Imposing cuts but protecting privilege

The cuts to home-help and home-care services may be a foretaste of December’s budget but that does not make them in any way palatable.

Imposing cuts but protecting privilege

These are lifeline services but cuts affecting elderly and disabled people dominated the package designed to save just €130m from the HSE’s overall budget of something around €13bn. That €130m pales even further when you consider that the HSE is well over budget and further cuts are inevitable unless the goalposts are moved. Or, more accurately, unless our Government finally finds, as it will have to eventually, the courage to move those deeply rooted goalposts.

Yesterday Labour leader and Tánaiste Eamon Gilmore said the cuts are “regrettable’’ but that “every organisation, every department and every service has to obviously work within budget”. It’s impossible to disagree with any of that. Education Minister Ruairi Quinn said cuts had to be made “because we have lost our economic sovereignty, we are no longer in control of our cheque book”. Again, it’s impossible to disagree with any of that.

Labour chairman Colm Keaveney said he was “very uncomfortable” with the cuts but accepted the need to deal with the HSE’s €260m deficit. Cuts, he said, should be targeted. “If I were minister ... I’d be tackling consultant salaries and drug costs,” he declared. Once again, it’s impossible to disagree with any of that.

However, it is disappointing that three senior Labour figures acknowledged the cuts are regrettable — as did SIPTU — but made no public connection between their persistent support for the Croke Park process — no pay cuts, no redundancies — and the fact that home-help and home-care services are to be taken from some of the most dependent in society.

Unfortunately we have reached the point where the continued protection of those at the top end of state-funded pay scales, in the face of life-diminishing cuts like those announced this week, can only be described as immoral. It is unfortunate too that this division, this game-changing inequity, is sustained by a Government elected to reform, to re-infuse, our public life with decency and dignity.

Maybe yesterday’s elephant-in-the-room statement from Health Minister James Reilly was that neglected mandate showing some signs of life.

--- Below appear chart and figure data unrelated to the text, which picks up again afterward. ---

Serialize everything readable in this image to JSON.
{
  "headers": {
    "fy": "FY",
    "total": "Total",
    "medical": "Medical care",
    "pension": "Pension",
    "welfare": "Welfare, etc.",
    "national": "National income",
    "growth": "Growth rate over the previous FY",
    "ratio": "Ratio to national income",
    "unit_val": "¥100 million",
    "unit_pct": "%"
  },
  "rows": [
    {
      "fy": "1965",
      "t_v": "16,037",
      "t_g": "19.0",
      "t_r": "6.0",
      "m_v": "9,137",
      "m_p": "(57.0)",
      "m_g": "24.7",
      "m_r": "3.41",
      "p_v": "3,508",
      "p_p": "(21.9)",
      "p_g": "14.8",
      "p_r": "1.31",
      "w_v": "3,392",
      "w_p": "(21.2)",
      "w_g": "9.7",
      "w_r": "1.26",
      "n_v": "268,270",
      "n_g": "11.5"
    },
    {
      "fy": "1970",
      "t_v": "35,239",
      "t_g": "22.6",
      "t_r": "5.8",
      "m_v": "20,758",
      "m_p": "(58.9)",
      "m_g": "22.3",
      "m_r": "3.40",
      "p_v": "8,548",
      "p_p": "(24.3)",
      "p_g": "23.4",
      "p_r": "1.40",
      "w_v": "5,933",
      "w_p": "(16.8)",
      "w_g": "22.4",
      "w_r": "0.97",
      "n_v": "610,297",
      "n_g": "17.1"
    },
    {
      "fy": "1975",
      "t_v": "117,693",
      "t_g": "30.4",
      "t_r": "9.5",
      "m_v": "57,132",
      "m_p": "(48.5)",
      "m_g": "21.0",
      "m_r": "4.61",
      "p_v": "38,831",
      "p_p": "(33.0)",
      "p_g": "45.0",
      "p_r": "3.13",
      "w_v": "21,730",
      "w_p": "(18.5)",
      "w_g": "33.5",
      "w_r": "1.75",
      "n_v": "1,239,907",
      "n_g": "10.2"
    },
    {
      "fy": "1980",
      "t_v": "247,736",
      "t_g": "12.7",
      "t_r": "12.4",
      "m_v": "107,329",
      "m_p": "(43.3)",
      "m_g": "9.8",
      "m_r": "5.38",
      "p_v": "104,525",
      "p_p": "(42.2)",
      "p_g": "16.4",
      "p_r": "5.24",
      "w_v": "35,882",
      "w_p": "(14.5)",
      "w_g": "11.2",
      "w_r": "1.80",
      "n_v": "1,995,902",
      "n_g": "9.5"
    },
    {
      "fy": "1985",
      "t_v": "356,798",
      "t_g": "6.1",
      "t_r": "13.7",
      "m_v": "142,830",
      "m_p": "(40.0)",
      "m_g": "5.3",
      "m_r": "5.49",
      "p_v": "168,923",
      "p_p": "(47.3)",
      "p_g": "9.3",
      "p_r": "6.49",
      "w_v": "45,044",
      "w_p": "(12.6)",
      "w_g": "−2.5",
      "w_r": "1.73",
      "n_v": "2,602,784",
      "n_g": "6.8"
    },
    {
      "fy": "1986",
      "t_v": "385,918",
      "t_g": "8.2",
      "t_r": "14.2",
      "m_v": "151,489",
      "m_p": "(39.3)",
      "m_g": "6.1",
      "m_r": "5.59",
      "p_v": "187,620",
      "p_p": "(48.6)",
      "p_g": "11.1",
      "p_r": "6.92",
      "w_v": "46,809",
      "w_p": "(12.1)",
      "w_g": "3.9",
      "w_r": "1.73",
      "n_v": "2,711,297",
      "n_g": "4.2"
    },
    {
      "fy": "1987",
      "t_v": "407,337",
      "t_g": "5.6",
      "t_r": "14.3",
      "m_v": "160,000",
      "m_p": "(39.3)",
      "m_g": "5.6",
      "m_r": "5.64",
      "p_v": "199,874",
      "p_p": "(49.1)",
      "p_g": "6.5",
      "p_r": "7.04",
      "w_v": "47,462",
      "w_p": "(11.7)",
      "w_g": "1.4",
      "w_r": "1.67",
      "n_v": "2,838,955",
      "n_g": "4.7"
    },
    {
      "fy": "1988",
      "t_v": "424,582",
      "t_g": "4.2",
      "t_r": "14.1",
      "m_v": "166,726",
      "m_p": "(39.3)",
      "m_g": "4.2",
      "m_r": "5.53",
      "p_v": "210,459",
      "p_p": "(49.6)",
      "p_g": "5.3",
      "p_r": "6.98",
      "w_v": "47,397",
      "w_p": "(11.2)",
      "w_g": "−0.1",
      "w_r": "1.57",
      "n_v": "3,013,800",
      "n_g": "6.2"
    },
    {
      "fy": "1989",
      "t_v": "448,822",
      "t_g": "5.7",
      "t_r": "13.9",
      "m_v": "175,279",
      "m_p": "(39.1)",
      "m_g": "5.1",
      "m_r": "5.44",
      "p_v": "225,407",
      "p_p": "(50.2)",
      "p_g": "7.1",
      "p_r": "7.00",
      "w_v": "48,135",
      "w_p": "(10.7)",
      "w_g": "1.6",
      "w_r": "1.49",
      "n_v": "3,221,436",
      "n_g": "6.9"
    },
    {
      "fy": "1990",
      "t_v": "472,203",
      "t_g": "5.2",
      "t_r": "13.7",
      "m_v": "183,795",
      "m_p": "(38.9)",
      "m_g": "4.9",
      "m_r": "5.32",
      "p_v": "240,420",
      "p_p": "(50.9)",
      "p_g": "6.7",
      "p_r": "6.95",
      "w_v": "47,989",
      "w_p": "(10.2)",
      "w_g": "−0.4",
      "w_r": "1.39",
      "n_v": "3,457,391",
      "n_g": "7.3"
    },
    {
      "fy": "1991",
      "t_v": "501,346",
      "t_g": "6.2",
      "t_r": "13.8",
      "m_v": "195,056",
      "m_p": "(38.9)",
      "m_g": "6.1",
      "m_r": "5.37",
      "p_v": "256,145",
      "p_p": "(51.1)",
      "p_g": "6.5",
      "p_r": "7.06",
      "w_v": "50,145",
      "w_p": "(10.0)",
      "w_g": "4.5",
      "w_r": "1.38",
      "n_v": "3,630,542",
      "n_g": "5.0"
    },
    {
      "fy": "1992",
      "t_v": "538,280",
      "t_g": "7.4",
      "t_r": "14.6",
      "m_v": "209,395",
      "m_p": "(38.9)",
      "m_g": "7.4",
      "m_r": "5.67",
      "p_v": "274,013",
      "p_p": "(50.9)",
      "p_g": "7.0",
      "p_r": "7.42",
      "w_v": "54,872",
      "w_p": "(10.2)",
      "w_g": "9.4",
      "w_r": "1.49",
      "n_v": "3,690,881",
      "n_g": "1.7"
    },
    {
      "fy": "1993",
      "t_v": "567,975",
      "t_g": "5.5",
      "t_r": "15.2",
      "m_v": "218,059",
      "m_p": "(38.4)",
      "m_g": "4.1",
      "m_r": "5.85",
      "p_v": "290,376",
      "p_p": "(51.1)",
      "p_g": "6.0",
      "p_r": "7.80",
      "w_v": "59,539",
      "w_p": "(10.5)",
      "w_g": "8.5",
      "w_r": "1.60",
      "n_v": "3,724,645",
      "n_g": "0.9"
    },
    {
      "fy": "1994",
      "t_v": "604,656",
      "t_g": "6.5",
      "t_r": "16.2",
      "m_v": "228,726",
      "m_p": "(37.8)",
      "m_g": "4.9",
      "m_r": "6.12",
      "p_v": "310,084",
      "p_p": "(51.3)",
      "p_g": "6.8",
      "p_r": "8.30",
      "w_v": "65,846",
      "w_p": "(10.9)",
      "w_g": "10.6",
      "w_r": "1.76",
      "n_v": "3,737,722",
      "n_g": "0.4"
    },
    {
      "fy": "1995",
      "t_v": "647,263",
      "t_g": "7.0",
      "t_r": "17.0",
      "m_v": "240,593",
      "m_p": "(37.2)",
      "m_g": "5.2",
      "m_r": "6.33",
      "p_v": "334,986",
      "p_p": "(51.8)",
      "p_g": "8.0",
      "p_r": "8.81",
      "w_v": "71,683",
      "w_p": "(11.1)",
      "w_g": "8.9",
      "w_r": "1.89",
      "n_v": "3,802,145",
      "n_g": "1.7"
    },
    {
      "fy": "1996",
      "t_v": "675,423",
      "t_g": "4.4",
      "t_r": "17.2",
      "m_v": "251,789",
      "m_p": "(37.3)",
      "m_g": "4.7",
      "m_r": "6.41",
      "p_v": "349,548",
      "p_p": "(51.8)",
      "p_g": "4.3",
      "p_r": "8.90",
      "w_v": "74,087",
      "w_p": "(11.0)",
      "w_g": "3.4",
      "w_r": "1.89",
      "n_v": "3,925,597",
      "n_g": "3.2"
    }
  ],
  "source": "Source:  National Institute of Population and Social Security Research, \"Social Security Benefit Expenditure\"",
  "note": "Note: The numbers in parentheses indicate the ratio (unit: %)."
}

How reassuring it would be if it was.

At the end of last year, 2,358 HSE staff were earning six-figure salaries. In education 400 second-level teachers and 32 department officials crossed the €100,000 a year Rubicon.

To cast the net a little wider, though these workers are not covered by Croke Park, 143 employees at State-owned IBRC earn €100,000 or more a year. IBRC lost €724m up to the end of June. At BoI, where there were pre-tax losses of €1.25bn for the first six months, more than 600 employees are paid more than €100,000 a year. Forty-three earn multiples of that.

And we, a Christian/post-Christian society, propose to cut supports for old and disabled citizens, possibly pushing lives made tolerable by modest social supports into an untenable isolation?

It is not begrudgery to confront these inequities. It is just recognising that the juxtaposition of that level of State-financed reward and the withdrawal of basic human services is wrong. And if we know it’s wrong we must confront it. There are good people in Government. Let us hope that before the December budget is cast they find the gumption to fight the good fight because if they don’t this society will be divided in an entirely indefensible, unsustainable way.